There was Dr. Kate Winborne, and there was Mr. Larry Winborne. A general surgeon and a businessman. Husband and wife. Together they built something this community needed more than it had words for.
Long before Hattiesburg looked the way it does now, this building was more than a pharmacy. During segregation, when Black families across the Pine Belt were turned away from the hospitals that served everyone else, this is where they came for care. Dr. Kate Winborne practiced here. She performed surgery here. The Katie Avenue building was a clinic and an operating room.
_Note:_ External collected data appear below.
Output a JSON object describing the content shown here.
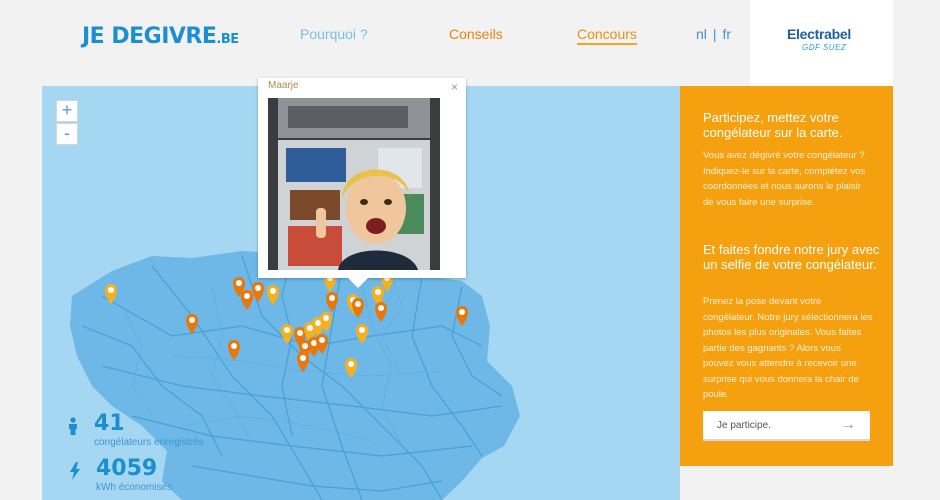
{
  "header": {
    "logo_main": "JE DEGIVRE",
    "logo_suffix": ".BE",
    "nav": [
      {
        "label": "Pourquoi ?"
      },
      {
        "label": "Conseils"
      },
      {
        "label": "Concours"
      }
    ],
    "lang_nl": "nl",
    "lang_sep": "|",
    "lang_fr": "fr",
    "brand": "Electrabel",
    "brand_sub": "GDF SUEZ"
  },
  "map": {
    "zoom_in": "+",
    "zoom_out": "-",
    "colors": {
      "water": "#a5d6f2",
      "land": "#6db8e6",
      "roads": "#4b9fd4",
      "pin_orange": "#e8780c",
      "pin_yellow": "#f5b020"
    }
  },
  "popup": {
    "name": "Maarje",
    "close": "×"
  },
  "stats": {
    "registered_count": "41",
    "registered_label": "congélateurs enregistrés",
    "kwh_count": "4059",
    "kwh_label": "kWh économisés"
  },
  "sidebar": {
    "heading1": "Participez, mettez votre congélateur sur la carte.",
    "text1": "Vous avez dégivré votre congélateur ? Indiquez-le sur la carte, complétez vos coordonnées et nous aurons le plaisir de vous faire une surprise.",
    "heading2": "Et faites fondre notre jury avec un selfie de votre congélateur.",
    "text2": "Prenez la pose devant votre congélateur. Notre jury sélectionnera les photos les plus originales. Vous faites partie des gagnants ? Alors vous pouvez vous attendre à recevoir une surprise qui vous donnera la chair de poule.",
    "button_label": "Je participe.",
    "button_arrow": "→"
  }
}
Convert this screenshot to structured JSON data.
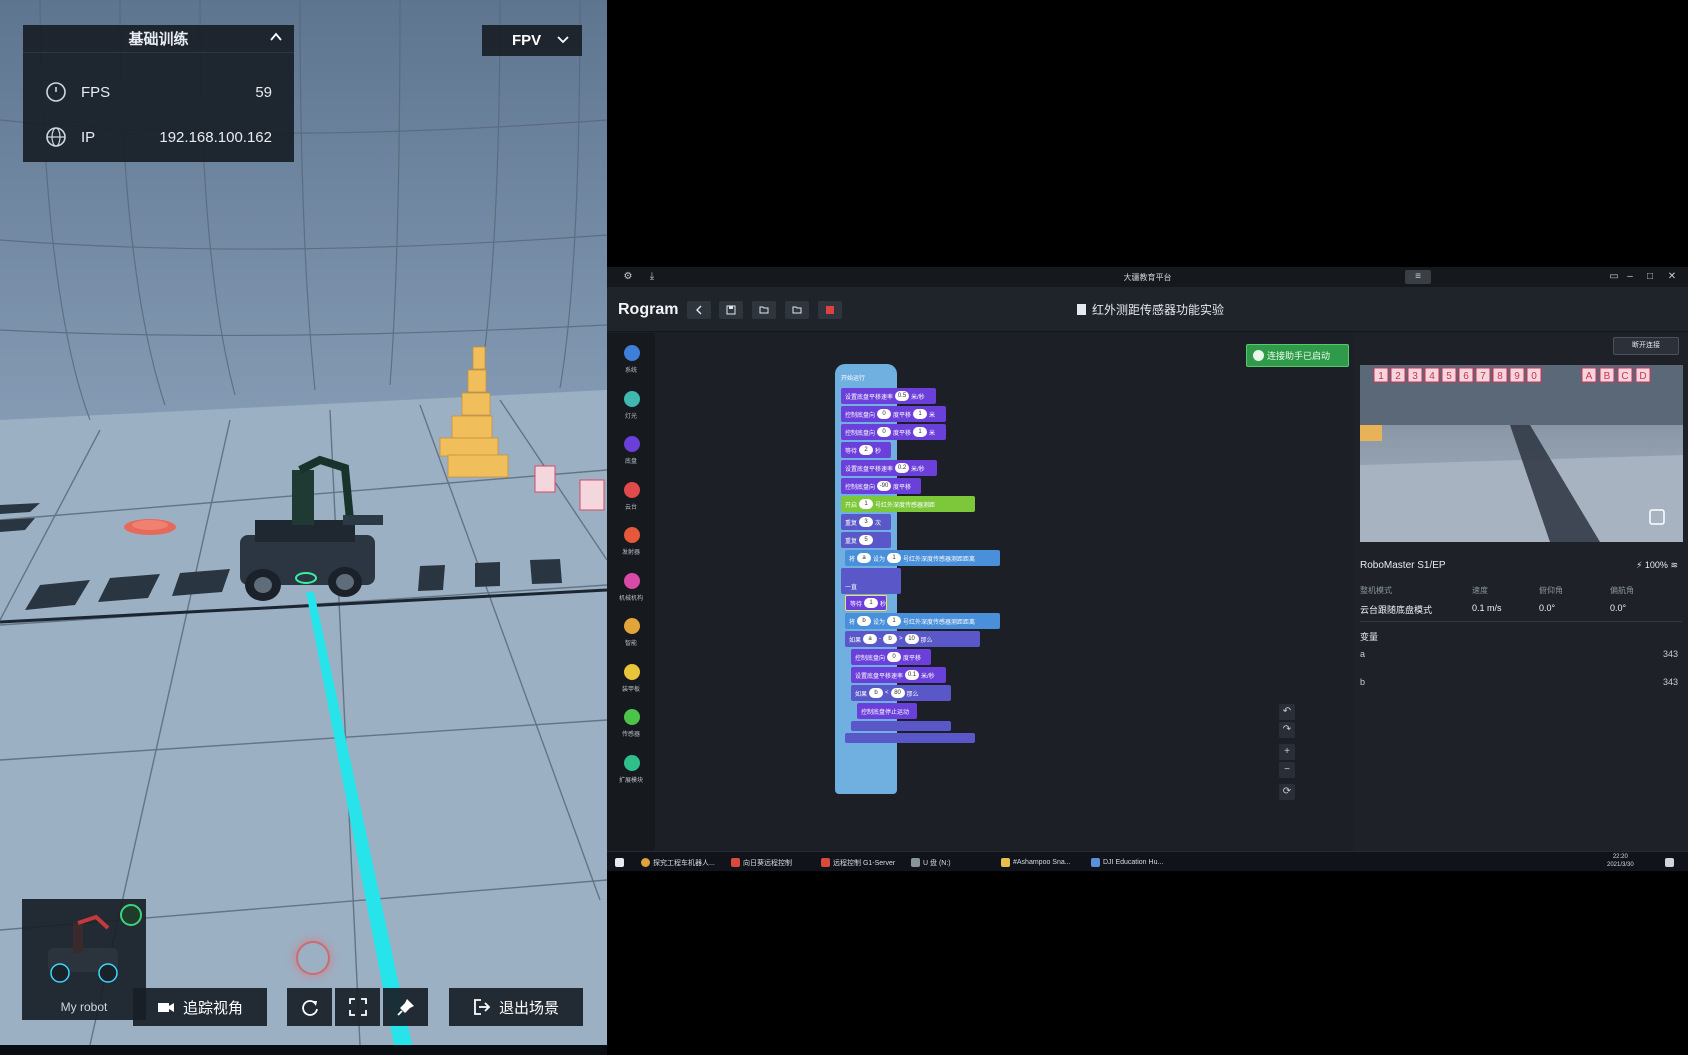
{
  "sim": {
    "panel_title": "基础训练",
    "fps_label": "FPS",
    "fps_value": "59",
    "ip_label": "IP",
    "ip_value": "192.168.100.162",
    "view_mode": "FPV",
    "robot_name": "My robot",
    "follow_view_label": "追踪视角",
    "exit_scene_label": "退出场景",
    "icons": [
      "dial-icon",
      "globe-icon",
      "chevron-up-icon",
      "chevron-down-icon",
      "camera-icon",
      "reset-icon",
      "fullscreen-icon",
      "pin-icon",
      "exit-icon"
    ]
  },
  "app": {
    "window_title": "大疆教育平台",
    "brand": "Rogram",
    "project_title": "红外测距传感器功能实验",
    "connection_status": "连接助手已启动",
    "disconnect_label": "断开连接",
    "palette": [
      {
        "label": "系统",
        "color": "#3d7fd9"
      },
      {
        "label": "灯光",
        "color": "#3fb8b0"
      },
      {
        "label": "底盘",
        "color": "#6b3fd9"
      },
      {
        "label": "云台",
        "color": "#e04a4a"
      },
      {
        "label": "发射器",
        "color": "#e5583a"
      },
      {
        "label": "机械机构",
        "color": "#d94aa6"
      },
      {
        "label": "智能",
        "color": "#e0a63a"
      },
      {
        "label": "装甲板",
        "color": "#e8c53a"
      },
      {
        "label": "传感器",
        "color": "#4cc44a"
      },
      {
        "label": "扩展模块",
        "color": "#2fbf8a"
      }
    ],
    "blocks": {
      "hat": "开始运行",
      "b1": "设置底盘平移速率",
      "b1_v": "0.5",
      "b1_u": "米/秒",
      "b2": "控制底盘向",
      "b2_v": "0",
      "b2_m": "度平移",
      "b2_v2": "1",
      "b2_u": "米",
      "b3": "控制底盘向",
      "b3_v": "0",
      "b3_m": "度平移",
      "b3_v2": "1",
      "b3_u": "米",
      "b4": "等待",
      "b4_v": "2",
      "b4_u": "秒",
      "b5": "设置底盘平移速率",
      "b5_v": "0.2",
      "b5_u": "米/秒",
      "b6": "控制底盘向",
      "b6_v": "-90",
      "b6_u": "度平移",
      "b7": "开启",
      "b7_v": "1",
      "b7_u": "号红外深度传感器测距",
      "b8": "重复",
      "b8_v": "3",
      "b8_u": "次",
      "b9": "重复",
      "b9_v": "5",
      "b10": "将",
      "b10_var": "a",
      "b10_m": "设为",
      "b10_v": "1",
      "b10_u": "号红外深度传感器测距距离",
      "b11": "一直",
      "b12": "等待",
      "b12_v": "1",
      "b12_u": "秒",
      "b13": "将",
      "b13_var": "b",
      "b13_m": "设为",
      "b13_v": "1",
      "b13_u": "号红外深度传感器测距距离",
      "b14": "如果",
      "b14_a": "a",
      "b14_b": "b",
      "b14_v": "10",
      "b14_u": "那么",
      "b15": "控制底盘向",
      "b15_v": "0",
      "b15_u": "度平移",
      "b16": "设置底盘平移速率",
      "b16_v": "0.1",
      "b16_u": "米/秒",
      "b17": "如果",
      "b17_a": "b",
      "b17_v": "80",
      "b17_u": "那么",
      "b18": "控制底盘停止运动"
    },
    "robot_model": "RoboMaster S1/EP",
    "battery": "100%",
    "stats_headers": [
      "整机模式",
      "速度",
      "俯仰角",
      "偏航角"
    ],
    "stats_values": [
      "云台跟随底盘模式",
      "0.1 m/s",
      "0.0°",
      "0.0°"
    ],
    "variables_title": "变量",
    "variables": [
      {
        "name": "a",
        "value": "343"
      },
      {
        "name": "b",
        "value": "343"
      }
    ],
    "cam_labels_top": [
      "1",
      "2",
      "3",
      "4",
      "5",
      "6",
      "7",
      "8",
      "9",
      "0",
      "A",
      "B",
      "C",
      "D"
    ],
    "taskbar": {
      "items": [
        "探究工程车机器人...",
        "向日葵远程控制",
        "远程控制 G1-Server",
        "U 盘 (N:)",
        "#Ashampoo Sna...",
        "DJI Education Hu..."
      ],
      "time": "22:20",
      "date": "2021/3/30"
    }
  }
}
For a generation of Black families in this region, it was the closest thing to a hospital they had access to.
In the late 1980s, Dr. Kate moved her surgical practice to Methodist Hospital, and from there to Forrest General, where she became the first Black female surgeon in the state of Mississippi and rose to head of general surgery. For decades, nearly every new physician arriving in Hattiesburg trained under her hands. Doctors building their first residencies, expanding their first practices, finding their footing in a state that had not yet made room for them.
“She made room.”
When Dr. Kate stepped away from the pharmacy, she did not let it close. Mr. Larry kept running it. He partnered with Gladys Barnett, the pharmacist who served as Pharmacist in Charge and held the line for decades. Through every shift in the industry, the doors stayed open. The community kept coming. The standard never dropped.
Every prescription that leaves Fairview honors what they started.